When Consumers Opt-Out

Given consumers’ heightened focus on their personal data, it’s important for apartment companies to know what information they are collecting (and holding) from their visitors and make that information available on the disclosures page of their websites.

Not only can website visitors opt out from cookies, they may submit a Data Subject Access Request (DSAR), demanding that the company delete their data wherever it may be stored. This can be a real challenge to manage, particularly given that rules pertaining to handling data vary by state.

Eventually, uniform national rules may be decided, Lavallee says.

How a company will address this should be included in their privacy policy found in the disclosures section of their website.

“But the key is that you need to be prepared to respond,” Lavallee says. “You don’t want to wait to figure out your DSARs policy, because it will create a bit of a panic. There are statutory deadlines to get this done. And it’s not just about what information is in your database; it can be paper files, invoices that your payment department has, or things that could be in your property management system.”

Lavallee says companies could think about who is making the DSAR requests, and examine whether they have the right to ask for it, based on what state they are in.

“You might not have to do anything at all,” he says. “And if it’s billing, there are reasons and situations where you wouldn’t have to take specific actions.”

How to Still Make Ad Campaigns Effective

How can marketers run effective advertising campaigns if prospective renters stop sharing their info?

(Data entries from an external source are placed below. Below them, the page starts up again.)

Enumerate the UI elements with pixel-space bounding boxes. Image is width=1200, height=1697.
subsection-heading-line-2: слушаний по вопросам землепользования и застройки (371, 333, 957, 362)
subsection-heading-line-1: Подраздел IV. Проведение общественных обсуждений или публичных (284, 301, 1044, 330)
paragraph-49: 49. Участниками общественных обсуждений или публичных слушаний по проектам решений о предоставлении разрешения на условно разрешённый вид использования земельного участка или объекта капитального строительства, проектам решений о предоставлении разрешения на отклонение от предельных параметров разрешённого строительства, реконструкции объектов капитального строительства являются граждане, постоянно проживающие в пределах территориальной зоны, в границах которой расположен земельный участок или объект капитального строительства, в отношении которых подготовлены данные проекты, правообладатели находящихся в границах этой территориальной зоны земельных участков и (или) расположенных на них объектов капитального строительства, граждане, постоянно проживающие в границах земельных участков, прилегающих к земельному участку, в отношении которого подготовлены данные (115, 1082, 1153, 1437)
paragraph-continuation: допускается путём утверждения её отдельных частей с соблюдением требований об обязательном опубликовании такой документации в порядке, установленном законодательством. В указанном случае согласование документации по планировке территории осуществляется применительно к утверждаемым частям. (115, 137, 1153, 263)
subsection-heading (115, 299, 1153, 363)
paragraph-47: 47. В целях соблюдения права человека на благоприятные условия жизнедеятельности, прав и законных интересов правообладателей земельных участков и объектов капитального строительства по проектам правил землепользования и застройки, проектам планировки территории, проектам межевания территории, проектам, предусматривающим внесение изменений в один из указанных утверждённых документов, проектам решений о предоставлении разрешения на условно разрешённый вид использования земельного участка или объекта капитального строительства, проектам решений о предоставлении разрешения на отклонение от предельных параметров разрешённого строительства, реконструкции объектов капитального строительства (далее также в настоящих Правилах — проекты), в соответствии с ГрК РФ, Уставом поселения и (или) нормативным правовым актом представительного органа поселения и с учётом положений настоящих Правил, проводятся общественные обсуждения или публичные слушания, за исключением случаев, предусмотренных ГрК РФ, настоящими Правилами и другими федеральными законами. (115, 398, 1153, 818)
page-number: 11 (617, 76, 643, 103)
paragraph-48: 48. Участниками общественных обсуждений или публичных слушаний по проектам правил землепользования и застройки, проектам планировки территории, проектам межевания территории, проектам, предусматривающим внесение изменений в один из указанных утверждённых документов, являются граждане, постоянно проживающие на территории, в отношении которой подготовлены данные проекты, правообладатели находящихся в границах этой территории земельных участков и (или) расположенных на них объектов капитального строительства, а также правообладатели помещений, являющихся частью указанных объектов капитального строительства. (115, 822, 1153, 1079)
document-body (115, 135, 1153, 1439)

G5 says marketers can have a robust first-party customer data platform that is built intelligently – one that supports removal by hitting a few keys, and it’s wiped clear – but better is using one that is able to obscure that personal data.

“Use behavioral modeling to make the most of what you are able to observe,” Holman says. “Think: How do we look at the data we do have, and then look for broad patterns on what people are doing at scale.

This helps you to make the right decisions. It also helps to avoid targeting individuals, and seeing beyond their erratic individual journeys, and thereby not getting lost in those gaps.”

In summary, renters are more informed and more empowered, and many are choosing to limit their tracking. Regulations are erring on the side of the user’s data safety and privacy.